Konflikt[Bearbeiten]

Pay-to-Bid-Auktions-Seiten werden häufig untersucht und oft in die Kategorie des Glücksspiels geschoben. Nach einem Bericht von einem Glücksspielexperten, hat die BBC im Dezember 2008 die Frage – Sind Centauktionsseiten mit Onlinelotterien gleichzusetzen? - untersucht. Professor Mark Griffiths von der Nottingham Trent University kommentierte, dass die Gewinnspiel Kommission "das genauer unter die Lupe nehmen sollte“. Er fuhr fort und erklärte, dass eine Centauktionsseite eine glücksspielähnliche Erfahrung ist. Er fuhr fort: "Wenn die Leute wieder und wieder bieten und das Produkt am Ende nicht gewinnen, ist es natürlich dem Glücksspiel sehr ähnlich." Als Stellungnahme nach diesen Äußerungen, kommentierte MadBid Geschäftsführer Juha Koski, dass „es immer wieder bewiesen wurde, dass ein erfolgreicher Bieter, eine Kombination aus Geschicklichkeit, Wissen und Urteilsvermögen, aufweist. Einige unserer Nutzer sind durch ihre Gebotsstrategien erfolgreich und gewinnen dadurch mehr Produkte als andere Nutzer. "

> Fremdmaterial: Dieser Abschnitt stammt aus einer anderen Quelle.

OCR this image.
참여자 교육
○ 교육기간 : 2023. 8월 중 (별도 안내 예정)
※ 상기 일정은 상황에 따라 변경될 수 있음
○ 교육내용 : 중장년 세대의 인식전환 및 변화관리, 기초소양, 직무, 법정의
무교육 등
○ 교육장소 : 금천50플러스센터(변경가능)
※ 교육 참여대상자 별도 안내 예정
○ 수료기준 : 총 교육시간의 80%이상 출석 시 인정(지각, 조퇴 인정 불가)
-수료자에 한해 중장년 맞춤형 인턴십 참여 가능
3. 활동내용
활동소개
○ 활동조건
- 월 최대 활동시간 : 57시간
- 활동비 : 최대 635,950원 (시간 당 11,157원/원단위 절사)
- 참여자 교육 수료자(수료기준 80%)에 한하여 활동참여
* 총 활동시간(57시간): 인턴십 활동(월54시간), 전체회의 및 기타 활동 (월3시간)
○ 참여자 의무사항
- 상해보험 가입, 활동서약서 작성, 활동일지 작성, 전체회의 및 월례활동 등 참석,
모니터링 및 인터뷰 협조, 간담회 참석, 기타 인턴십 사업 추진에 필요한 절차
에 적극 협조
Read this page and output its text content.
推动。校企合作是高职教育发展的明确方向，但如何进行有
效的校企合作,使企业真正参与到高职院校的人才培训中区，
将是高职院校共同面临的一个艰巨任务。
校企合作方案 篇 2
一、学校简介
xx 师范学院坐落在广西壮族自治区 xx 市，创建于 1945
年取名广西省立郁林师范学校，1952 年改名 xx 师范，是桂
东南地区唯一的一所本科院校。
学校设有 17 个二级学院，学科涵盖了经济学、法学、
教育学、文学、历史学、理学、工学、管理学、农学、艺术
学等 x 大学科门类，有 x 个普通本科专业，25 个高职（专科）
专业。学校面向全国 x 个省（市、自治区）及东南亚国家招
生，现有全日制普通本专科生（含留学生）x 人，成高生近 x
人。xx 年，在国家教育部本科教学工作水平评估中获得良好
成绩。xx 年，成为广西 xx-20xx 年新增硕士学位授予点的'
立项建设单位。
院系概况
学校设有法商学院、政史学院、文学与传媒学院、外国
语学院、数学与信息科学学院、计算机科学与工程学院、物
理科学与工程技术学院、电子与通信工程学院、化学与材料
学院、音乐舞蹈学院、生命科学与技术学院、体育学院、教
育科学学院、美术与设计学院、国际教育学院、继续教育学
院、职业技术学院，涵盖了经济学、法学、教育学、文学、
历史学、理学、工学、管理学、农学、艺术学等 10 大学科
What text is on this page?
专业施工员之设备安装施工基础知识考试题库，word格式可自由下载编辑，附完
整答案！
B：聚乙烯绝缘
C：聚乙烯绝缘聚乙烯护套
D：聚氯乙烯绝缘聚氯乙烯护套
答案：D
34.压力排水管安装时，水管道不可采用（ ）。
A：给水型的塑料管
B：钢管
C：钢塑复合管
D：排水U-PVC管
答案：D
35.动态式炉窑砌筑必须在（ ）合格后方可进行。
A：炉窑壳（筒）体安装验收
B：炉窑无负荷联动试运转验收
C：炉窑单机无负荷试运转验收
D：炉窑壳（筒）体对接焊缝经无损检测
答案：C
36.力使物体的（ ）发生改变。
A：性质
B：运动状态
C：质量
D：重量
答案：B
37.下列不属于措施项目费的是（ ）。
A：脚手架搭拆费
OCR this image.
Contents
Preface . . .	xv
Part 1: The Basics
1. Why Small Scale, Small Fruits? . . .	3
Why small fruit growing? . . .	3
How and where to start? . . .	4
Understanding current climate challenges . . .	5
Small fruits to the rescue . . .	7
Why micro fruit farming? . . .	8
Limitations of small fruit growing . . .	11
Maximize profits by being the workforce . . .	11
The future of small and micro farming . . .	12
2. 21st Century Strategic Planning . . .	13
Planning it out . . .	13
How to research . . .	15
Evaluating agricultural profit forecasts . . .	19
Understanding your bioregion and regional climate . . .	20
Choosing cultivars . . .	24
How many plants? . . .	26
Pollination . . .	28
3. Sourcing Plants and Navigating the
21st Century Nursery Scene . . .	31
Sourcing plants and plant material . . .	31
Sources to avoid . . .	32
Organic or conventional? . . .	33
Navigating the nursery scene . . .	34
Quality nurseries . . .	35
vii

Die Kommission für Gewinnspiele erklärte, sie könne nicht von einzelnen Seiten Behauptungen aufstellen. Zudem war sie nicht davon überzeugt, dass Centauktionen letztendlich Glücksspiele sind. Allerdings werden sie die Entwicklungen in diesem Bereich weiterhin wachsam verfolgen.